En plus d’être écologique, créer ses propres cosmétiques peut être amusant et économique (bien que cela demande un petit investissement de départ). Comment s’y prendre ? Par exemple en suivant cette recette proposée par le média en ligne Brut. (4), que nous avons soumise à l’expertise d’Aline Assadourian : mélanger dans un bol, à la fourchette, deux cuillères à café d’huile de coco, une cuillère à café de fécule de maïs et une cuillère à café de bicarbonate de soude alimentaire, jusqu’à obtenir une texture pâteuse ; y ajouter une cuillère à café de beurre de karité, 2 gouttes d’huile essentielle de lavande et 2 gouttes d’huile essentielle de palmarosa, et mélanger encore ; mettre ensuite la pâte dans un contenant fermé au choix. Devenu solide, ce déodorant s’applique comme une pommade, sous les aisselles, et se conserve au moins six mois à température ambiante. Une astuce d’Aline Assadourian pour améliorer la recette : les huiles essentielles peuvent être remplacées par celle de tea tree, pour un parfum moins floral.

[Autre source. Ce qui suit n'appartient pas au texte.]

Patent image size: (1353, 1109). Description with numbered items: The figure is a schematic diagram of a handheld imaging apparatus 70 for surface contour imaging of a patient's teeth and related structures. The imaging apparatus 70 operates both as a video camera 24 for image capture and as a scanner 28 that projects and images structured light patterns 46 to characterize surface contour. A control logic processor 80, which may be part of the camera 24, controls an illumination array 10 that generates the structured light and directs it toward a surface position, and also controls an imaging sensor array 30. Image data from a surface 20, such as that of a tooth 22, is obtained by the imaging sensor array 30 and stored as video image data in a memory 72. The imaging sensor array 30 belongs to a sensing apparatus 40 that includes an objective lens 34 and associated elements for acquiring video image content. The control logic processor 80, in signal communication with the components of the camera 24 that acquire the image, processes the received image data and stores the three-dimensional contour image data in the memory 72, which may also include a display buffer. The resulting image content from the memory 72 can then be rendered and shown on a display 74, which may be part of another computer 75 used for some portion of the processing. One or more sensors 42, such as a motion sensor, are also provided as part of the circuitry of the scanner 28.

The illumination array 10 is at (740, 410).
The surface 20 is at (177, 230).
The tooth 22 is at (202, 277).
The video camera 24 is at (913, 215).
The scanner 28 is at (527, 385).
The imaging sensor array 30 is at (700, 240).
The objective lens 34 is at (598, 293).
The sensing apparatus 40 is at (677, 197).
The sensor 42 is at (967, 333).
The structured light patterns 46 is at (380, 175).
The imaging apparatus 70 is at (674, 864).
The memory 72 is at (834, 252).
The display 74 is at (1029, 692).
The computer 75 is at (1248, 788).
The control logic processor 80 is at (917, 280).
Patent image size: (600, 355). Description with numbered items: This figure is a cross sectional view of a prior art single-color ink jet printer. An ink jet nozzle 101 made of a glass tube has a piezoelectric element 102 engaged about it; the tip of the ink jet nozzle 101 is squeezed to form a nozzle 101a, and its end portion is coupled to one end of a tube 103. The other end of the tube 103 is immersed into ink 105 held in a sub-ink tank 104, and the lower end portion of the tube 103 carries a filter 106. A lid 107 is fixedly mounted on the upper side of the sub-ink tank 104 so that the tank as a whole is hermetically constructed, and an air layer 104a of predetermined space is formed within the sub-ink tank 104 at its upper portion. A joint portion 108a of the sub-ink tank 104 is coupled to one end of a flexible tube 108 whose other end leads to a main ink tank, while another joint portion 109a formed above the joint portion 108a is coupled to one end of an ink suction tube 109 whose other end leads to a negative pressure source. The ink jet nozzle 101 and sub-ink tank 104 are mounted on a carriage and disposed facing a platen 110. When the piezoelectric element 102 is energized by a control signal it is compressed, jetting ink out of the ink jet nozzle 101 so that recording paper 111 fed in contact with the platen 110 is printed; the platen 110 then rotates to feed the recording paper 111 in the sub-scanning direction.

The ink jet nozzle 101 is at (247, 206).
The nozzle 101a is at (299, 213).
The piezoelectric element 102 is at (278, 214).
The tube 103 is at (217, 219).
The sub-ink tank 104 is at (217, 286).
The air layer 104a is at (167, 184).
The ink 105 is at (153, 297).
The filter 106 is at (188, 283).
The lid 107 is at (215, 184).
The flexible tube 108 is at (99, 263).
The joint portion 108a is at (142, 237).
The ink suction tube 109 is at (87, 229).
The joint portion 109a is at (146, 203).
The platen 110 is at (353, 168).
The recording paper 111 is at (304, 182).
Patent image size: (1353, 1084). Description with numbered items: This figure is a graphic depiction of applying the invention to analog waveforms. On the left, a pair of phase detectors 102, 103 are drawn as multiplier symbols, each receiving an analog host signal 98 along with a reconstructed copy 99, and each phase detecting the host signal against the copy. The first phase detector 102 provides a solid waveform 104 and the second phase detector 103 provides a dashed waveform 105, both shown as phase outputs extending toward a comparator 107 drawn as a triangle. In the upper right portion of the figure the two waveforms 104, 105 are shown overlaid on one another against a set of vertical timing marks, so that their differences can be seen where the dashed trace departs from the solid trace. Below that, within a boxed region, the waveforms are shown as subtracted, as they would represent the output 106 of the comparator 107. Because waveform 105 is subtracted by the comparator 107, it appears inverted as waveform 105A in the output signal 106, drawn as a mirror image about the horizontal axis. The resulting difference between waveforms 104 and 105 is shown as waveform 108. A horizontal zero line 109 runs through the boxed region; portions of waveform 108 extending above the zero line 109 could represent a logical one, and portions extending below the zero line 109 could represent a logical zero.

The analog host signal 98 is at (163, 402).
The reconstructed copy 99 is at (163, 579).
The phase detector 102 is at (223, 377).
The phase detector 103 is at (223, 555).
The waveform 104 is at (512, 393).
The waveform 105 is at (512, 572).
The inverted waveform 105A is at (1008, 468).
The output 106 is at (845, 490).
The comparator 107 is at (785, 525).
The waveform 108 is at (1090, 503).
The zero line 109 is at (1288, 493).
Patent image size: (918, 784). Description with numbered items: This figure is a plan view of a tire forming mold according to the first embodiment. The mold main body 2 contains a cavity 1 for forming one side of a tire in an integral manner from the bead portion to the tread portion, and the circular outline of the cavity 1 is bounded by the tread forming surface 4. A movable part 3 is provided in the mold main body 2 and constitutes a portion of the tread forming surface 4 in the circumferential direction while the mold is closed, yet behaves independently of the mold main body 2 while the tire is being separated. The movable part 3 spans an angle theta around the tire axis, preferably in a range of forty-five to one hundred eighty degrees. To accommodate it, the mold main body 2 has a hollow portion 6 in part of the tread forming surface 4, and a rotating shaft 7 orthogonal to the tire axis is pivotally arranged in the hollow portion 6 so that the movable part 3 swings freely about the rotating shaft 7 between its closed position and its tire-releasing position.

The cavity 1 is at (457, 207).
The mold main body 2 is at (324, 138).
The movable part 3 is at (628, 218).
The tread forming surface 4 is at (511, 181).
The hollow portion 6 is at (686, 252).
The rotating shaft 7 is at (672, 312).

(1) "Analyse de la toxicité globale de l’aluminium et calcul de l’exposition avec une attention particulière pour les composés d’aluminium dans les produits cosmétiques", SPF Santé Publique, avril 2015
(2) "The safety of aluminium in cosmetic products", European Commission (Public Health), mars 2020
(3) "Comment choisir un déodorant/antitranspirant ?", Test Achats, février 2022
(4) "Comment faire soi-même un déodorant biologique", Brut., novembre 2018
Vous ne trouvez pas la solution qui vous convient ? Si votre transpiration vous semble excessive ou que vous vous posez des questions à son sujet, parlez-en à votre médecin traitant ou à votre dermatologue.